A Chinese 'reeducation' camp in Xinjiang (Greg Baker/AFP via Getty Images)
April 14, 2021

A bipartisan House resolution introduced Wednesday by foreign affairs leadership condemns China for its ongoing genocide of Uyghur Muslims and calls for the United Nations to take action to stop China's "crimes against humanity."

House Foreign Affairs Committee chairman Rep. Gregory Meeks (D., N.Y.) and ranking member Rep. Michael McCaul (R., Texas) issued a joint resolution denouncing China's "ongoing genocide and crimes against humanity being committed against Uyghurs." The resolution states the United Nations should investigate these atrocities and invoke sanctions to hold Beijing accountable.

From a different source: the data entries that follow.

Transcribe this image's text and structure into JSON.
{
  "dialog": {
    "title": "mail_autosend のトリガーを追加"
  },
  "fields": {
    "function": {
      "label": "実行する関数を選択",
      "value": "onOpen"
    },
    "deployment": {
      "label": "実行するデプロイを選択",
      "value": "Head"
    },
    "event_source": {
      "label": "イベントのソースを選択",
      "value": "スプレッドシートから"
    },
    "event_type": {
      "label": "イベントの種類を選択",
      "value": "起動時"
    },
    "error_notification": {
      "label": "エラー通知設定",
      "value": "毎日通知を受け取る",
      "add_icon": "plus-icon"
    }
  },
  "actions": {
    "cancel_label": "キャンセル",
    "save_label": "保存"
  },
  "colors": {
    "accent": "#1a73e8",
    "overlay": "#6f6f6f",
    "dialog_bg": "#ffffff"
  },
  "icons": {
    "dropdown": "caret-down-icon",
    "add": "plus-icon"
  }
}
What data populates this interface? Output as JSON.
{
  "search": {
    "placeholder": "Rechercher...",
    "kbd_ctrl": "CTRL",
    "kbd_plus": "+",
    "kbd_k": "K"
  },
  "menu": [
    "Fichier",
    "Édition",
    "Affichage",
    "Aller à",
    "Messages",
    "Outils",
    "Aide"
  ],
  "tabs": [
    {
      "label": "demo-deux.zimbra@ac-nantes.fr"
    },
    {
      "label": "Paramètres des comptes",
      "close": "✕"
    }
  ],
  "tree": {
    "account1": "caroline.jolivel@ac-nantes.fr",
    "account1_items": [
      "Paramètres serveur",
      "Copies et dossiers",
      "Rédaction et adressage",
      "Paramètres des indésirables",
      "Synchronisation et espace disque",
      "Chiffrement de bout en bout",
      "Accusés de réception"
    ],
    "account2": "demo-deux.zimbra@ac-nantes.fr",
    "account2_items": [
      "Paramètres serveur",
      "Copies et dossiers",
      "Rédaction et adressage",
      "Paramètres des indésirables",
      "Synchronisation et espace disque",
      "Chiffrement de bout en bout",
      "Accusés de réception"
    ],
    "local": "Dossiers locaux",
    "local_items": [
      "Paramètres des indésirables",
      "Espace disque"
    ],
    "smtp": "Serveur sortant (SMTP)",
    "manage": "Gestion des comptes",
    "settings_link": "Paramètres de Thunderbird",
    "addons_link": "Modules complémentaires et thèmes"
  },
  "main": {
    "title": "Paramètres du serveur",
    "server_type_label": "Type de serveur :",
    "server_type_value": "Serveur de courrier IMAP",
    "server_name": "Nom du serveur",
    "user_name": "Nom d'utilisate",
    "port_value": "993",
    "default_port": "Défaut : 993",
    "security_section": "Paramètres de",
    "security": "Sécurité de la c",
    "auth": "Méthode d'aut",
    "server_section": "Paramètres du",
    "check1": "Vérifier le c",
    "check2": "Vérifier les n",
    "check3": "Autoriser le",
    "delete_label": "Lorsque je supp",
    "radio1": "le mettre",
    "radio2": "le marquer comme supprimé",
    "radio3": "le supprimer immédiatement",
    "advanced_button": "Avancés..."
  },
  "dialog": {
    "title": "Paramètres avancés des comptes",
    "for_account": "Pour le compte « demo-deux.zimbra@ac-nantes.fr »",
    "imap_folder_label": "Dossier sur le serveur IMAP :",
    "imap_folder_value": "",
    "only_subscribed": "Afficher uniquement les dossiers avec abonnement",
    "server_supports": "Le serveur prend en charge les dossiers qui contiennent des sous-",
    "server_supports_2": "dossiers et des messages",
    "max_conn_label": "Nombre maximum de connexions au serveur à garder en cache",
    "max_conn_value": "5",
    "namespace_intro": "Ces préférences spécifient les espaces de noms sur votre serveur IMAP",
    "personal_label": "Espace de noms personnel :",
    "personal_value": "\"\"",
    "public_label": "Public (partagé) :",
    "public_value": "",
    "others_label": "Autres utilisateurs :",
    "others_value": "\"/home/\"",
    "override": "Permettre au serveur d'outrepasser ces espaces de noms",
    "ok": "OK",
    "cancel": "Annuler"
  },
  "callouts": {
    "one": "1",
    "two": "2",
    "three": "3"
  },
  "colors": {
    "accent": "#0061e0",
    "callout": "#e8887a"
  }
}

"The PRC Government, under the direction and control of the Chinese Communist Party, has detained and sought to indoctrinate more than one million Uyghurs and members of other ethnic and religious minority groups," the resolution says. "[The U.S. and U.N. should] take all possible actions to bring this genocide and these crimes against humanity to an end and hold the perpetrators of these atrocities accountable under international law."

The resolution highlights a growing bipartisan consensus to condemn China for its treatment of Uyghurs, who have been subjected to forced sterilization, forced labor, and various other forms of abuse.

The Biden administration has yet to act against China’s human rights violations. Activists and former diplomatic officials urged the Biden administration in March to respond to similar human rights atrocities in Tibet. The State Department said it would appoint an envoy to Tibet but hasn't specified a timeline. The White House also ruled out a boycott of the 2022 Beijing Olympics on human rights grounds, even as congressional Republicans and activists demanded one.

McCaul said Americans have a "moral obligation" to stand up for the rights of oppressed Uyghurs.

"The Chinese Communist Party has been waging genocide for years against their own citizens and have even called the Uyghurs ‘malignant tumors,’" McCaul said. "We have a moral obligation to confront genocide anywhere in the world, and I am grateful the chairman has joined me in this vital effort."

The resolution follows a similar bipartisan effort in the Senate in January, when Sens. Marco Rubio (R., Fla.) and Jeff Merkley (D., Ore.) reintroduced the Uyghur Forced Labor Prevention Act, which would set an effective import ban on goods from Xinjiang, where China imprisons over a million Uyghurs.